Credit Has Cracked, And Now The CLO Defaults Begin
Last Friday we reported that credit is “cracking”, quoting from the ominous words of BofA strategist Michael Hartnett who chose to describe the bond markets currently, and as we noted, “it is a very ugly picture indeed – for both price… and flows.”
Since then, credit has only gone from bad to worse, and amid Monday’s rout, junk bonds (HYG) finally took out the psychological level of 80, a level last hit during the depths of the covid crash (just before the Fed stepped in and started buying bonds).
But while the collapse in junk is ominous, the first real casualties in credit took place in Europe, where we just observed the first CLO defaults this year, which as Bloomberg’s Tatiana Darie says, echoing out earlier observations, are “adding to signs of stress in junk-rated credit markets, which remain frozen, and could further spook investors already concerned about the worsening economic outlook.”
What happened? Three issuers across CLO portfolios were classified as defaulted in 2022 so far, according to Deutsche Bank. That compares to a total of six for the entire year in 2021, and 39 in 2020, the bank’s data show.
To be sure, while the overall exposure to the CLO asset class is small, at less than 0.03%, and one of the three issuers is based in the U.S., but half way through last year’s count in less than three months, and before any real impact from Ukraine’s war is seen, it undermines the bullish case for CLOs – which are critical to support demand for the leveraged loan market – underpinned by ultra-low defaults and benign forecasts going forward. And yes, it may come as a shock to some but rates in the US are still at zero.

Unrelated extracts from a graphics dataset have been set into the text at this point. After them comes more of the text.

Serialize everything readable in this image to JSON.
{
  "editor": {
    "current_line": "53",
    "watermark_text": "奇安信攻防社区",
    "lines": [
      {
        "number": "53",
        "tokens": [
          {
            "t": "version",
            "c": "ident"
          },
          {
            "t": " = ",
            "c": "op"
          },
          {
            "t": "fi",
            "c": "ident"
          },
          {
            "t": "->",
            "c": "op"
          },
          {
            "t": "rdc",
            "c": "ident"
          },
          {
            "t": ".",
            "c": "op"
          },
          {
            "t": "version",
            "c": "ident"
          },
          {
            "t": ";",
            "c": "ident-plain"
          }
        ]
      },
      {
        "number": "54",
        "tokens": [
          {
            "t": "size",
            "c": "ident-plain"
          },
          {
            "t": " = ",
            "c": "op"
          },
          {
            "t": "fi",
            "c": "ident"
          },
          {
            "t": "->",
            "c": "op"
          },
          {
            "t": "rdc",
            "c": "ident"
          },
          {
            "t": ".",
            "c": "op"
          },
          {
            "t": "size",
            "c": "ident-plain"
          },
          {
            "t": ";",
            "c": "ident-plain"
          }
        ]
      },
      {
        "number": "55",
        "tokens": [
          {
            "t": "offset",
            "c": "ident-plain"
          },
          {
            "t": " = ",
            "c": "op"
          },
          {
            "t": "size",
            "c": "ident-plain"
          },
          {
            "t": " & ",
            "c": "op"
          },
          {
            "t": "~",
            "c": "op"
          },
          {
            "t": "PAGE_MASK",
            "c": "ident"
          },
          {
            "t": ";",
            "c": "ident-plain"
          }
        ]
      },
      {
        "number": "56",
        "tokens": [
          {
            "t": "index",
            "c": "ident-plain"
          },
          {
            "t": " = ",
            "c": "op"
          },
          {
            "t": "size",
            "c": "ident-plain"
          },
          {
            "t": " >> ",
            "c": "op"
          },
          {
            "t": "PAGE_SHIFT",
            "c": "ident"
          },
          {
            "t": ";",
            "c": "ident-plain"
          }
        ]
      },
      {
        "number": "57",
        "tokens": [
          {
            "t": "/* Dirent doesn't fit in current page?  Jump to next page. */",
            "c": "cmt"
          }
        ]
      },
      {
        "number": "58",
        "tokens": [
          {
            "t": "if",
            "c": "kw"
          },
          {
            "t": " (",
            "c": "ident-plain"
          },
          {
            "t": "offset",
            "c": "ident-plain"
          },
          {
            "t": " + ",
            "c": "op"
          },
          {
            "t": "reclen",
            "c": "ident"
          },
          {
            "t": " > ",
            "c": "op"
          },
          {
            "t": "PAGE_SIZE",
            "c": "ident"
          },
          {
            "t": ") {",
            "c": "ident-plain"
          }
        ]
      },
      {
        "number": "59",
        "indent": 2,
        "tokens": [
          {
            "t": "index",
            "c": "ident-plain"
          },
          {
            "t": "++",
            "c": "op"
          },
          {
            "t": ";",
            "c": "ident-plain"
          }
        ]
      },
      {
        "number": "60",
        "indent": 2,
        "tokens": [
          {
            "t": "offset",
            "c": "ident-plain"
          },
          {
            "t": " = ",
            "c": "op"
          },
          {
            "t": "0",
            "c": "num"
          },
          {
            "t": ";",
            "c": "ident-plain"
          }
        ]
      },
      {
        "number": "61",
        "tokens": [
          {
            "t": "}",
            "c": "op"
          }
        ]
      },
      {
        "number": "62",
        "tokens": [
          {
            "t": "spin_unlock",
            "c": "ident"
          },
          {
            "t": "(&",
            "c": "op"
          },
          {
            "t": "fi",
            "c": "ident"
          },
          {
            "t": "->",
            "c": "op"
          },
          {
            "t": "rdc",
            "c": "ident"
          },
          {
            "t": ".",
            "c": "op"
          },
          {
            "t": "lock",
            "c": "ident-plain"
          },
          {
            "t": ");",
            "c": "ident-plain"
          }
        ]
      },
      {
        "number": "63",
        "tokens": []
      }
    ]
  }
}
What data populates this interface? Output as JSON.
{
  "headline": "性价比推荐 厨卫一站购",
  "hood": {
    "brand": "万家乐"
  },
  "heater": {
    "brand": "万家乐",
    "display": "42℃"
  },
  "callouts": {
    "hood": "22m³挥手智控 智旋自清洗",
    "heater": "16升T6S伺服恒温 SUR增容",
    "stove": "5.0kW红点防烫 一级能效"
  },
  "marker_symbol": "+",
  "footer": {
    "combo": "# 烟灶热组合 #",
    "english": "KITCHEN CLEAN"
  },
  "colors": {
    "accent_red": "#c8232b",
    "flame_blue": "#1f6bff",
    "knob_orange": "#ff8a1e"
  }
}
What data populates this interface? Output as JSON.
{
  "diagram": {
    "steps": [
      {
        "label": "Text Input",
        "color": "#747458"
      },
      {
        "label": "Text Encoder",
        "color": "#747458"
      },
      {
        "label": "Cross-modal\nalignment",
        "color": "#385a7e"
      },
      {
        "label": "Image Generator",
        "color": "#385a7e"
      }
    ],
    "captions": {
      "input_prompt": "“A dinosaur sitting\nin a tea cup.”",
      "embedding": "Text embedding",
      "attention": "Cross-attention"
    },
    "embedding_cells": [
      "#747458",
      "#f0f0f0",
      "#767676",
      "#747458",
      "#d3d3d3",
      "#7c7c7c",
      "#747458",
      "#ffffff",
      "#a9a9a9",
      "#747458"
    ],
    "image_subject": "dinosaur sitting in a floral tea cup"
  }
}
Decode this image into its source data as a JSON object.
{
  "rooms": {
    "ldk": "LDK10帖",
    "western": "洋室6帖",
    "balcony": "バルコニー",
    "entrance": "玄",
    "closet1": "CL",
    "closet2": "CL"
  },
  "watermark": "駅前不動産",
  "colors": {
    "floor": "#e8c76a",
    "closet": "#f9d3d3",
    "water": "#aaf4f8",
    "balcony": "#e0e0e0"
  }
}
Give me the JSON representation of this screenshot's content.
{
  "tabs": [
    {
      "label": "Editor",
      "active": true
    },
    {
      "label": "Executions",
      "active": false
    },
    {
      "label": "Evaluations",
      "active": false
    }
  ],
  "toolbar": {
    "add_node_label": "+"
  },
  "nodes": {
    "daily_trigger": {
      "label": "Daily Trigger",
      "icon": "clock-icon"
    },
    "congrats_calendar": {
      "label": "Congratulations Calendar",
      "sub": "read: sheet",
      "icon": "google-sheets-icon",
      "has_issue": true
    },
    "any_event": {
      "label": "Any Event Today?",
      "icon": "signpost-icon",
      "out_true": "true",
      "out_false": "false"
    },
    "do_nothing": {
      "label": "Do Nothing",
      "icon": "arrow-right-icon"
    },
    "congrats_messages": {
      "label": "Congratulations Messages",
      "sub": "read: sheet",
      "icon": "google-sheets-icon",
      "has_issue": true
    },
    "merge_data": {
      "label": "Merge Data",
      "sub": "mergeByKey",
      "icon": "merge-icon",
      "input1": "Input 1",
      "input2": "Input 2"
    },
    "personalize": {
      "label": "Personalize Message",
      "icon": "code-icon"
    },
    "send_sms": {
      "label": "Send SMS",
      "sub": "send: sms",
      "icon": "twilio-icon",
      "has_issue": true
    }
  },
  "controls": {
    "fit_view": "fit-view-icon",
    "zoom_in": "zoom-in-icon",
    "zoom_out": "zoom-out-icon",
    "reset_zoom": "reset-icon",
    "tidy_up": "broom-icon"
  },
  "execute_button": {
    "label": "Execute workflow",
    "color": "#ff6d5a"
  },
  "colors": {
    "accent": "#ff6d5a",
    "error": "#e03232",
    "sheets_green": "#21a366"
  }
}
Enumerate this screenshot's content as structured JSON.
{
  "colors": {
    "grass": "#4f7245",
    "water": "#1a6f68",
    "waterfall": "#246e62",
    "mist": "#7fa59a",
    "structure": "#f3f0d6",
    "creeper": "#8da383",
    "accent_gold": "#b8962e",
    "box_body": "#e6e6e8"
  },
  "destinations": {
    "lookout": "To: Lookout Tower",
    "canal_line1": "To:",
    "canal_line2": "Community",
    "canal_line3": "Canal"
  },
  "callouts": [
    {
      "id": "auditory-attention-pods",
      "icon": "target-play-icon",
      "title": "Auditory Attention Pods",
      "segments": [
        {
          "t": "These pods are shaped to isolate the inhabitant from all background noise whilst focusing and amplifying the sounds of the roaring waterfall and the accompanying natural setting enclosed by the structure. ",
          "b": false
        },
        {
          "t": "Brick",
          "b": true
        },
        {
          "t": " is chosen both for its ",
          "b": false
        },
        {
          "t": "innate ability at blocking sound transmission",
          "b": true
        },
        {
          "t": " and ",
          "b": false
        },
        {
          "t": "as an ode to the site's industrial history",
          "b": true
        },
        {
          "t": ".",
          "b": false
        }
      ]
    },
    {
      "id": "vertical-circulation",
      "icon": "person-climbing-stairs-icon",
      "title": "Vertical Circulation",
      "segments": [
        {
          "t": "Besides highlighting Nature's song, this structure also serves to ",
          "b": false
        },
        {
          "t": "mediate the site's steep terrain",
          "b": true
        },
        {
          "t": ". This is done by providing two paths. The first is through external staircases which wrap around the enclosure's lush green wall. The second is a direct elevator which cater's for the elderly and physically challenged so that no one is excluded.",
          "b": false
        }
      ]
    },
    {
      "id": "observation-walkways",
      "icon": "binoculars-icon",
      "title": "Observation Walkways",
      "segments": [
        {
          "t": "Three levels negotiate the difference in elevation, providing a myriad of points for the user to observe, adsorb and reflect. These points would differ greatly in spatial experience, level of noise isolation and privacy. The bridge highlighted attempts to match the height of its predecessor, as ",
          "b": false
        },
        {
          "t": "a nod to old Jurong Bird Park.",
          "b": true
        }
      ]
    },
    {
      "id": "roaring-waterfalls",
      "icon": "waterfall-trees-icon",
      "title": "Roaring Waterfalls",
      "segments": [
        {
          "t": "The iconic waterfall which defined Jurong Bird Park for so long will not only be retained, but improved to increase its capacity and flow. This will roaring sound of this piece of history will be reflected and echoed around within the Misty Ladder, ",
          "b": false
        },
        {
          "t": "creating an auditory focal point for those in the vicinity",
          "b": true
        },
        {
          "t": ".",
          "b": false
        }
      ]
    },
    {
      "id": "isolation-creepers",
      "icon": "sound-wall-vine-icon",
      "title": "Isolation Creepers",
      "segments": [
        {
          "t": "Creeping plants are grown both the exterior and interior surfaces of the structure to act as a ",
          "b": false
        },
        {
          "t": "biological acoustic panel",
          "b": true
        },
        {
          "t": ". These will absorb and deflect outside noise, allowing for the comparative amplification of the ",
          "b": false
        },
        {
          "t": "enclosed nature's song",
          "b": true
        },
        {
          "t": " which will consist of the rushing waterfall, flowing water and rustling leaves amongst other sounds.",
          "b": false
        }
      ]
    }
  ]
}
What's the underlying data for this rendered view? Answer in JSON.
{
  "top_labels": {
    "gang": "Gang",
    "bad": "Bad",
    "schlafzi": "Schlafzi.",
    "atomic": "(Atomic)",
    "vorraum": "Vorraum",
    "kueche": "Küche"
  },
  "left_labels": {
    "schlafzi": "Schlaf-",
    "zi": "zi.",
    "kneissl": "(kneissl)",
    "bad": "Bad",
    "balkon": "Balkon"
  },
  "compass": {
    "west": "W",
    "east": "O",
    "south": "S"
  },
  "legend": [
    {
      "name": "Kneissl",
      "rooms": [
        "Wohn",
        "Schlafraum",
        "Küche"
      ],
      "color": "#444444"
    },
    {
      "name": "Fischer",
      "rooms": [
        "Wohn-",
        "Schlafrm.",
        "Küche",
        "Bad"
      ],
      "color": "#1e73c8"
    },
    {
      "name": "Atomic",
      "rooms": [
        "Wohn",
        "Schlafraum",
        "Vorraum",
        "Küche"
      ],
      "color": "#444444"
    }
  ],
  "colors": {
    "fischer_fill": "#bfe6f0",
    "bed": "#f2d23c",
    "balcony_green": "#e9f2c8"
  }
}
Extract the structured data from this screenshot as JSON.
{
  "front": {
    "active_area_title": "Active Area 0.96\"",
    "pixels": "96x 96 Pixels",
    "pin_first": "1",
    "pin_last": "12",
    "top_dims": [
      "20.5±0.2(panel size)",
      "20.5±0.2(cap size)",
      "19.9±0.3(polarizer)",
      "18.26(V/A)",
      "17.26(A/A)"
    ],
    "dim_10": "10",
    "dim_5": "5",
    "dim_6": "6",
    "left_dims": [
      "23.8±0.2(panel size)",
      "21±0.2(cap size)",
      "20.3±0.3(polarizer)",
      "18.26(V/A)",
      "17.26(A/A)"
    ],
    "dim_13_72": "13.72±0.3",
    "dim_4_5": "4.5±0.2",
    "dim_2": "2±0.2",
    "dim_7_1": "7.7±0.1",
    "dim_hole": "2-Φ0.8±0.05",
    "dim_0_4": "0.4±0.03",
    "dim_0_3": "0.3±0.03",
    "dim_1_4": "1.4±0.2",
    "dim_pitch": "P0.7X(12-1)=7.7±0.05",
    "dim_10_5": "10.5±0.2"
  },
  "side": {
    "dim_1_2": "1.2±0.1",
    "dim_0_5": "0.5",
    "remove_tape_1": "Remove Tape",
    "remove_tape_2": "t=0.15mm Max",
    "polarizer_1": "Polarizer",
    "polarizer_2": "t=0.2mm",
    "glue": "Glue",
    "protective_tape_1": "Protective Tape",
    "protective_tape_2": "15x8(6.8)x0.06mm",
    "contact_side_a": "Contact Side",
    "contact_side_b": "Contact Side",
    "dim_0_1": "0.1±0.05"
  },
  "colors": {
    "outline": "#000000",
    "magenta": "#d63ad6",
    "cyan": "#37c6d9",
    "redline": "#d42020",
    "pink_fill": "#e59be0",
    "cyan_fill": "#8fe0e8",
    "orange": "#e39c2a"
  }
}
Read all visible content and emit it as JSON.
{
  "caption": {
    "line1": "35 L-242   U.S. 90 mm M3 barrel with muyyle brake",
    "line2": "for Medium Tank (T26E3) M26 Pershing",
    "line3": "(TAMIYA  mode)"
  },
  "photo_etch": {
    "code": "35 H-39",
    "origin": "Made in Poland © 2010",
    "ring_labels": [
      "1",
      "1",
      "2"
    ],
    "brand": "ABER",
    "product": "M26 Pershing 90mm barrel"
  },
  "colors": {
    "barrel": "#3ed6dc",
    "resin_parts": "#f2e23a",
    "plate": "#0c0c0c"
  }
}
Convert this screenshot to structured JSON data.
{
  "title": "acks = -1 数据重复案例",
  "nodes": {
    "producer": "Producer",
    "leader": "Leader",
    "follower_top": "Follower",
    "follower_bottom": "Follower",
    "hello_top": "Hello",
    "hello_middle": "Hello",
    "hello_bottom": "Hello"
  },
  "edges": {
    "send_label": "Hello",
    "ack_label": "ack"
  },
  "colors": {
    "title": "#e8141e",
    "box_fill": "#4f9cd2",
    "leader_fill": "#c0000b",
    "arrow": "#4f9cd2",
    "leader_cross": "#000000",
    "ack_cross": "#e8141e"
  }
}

The defaults also come at a time when leveraged credit is reeling from a plunge in prices, wider spreads and massive outflows from high-yield funds. Primary markets in Europe continue to be shut, with no junk-rated deal in public syndication for about a month now (some loans, like IVC’s EU480m offering, are getting done privately).
While the broader CLO market has also seen some signs of life – Napier Park Global Capital pricing a deal last week – but coupons for the top-rated and largest part came in at the highest since November and the transaction offered some sweeteners such as shorter non-call and reinvestment periods, according to Darie, a structure used at the start of the pandemic to lure investors and allow managers to refinance quickly when markets recovered.
Meanwhile, if the market volatility persists and credit continues to take it on the chin, expect many more CLO defaults, which incidentally may be just what bulls need. After all, while the Fed may ignore the crash in stocks, it will have no choice but to intervene once credit, which underpins Biden’s entire fake, stimulus-driven economy, dives next.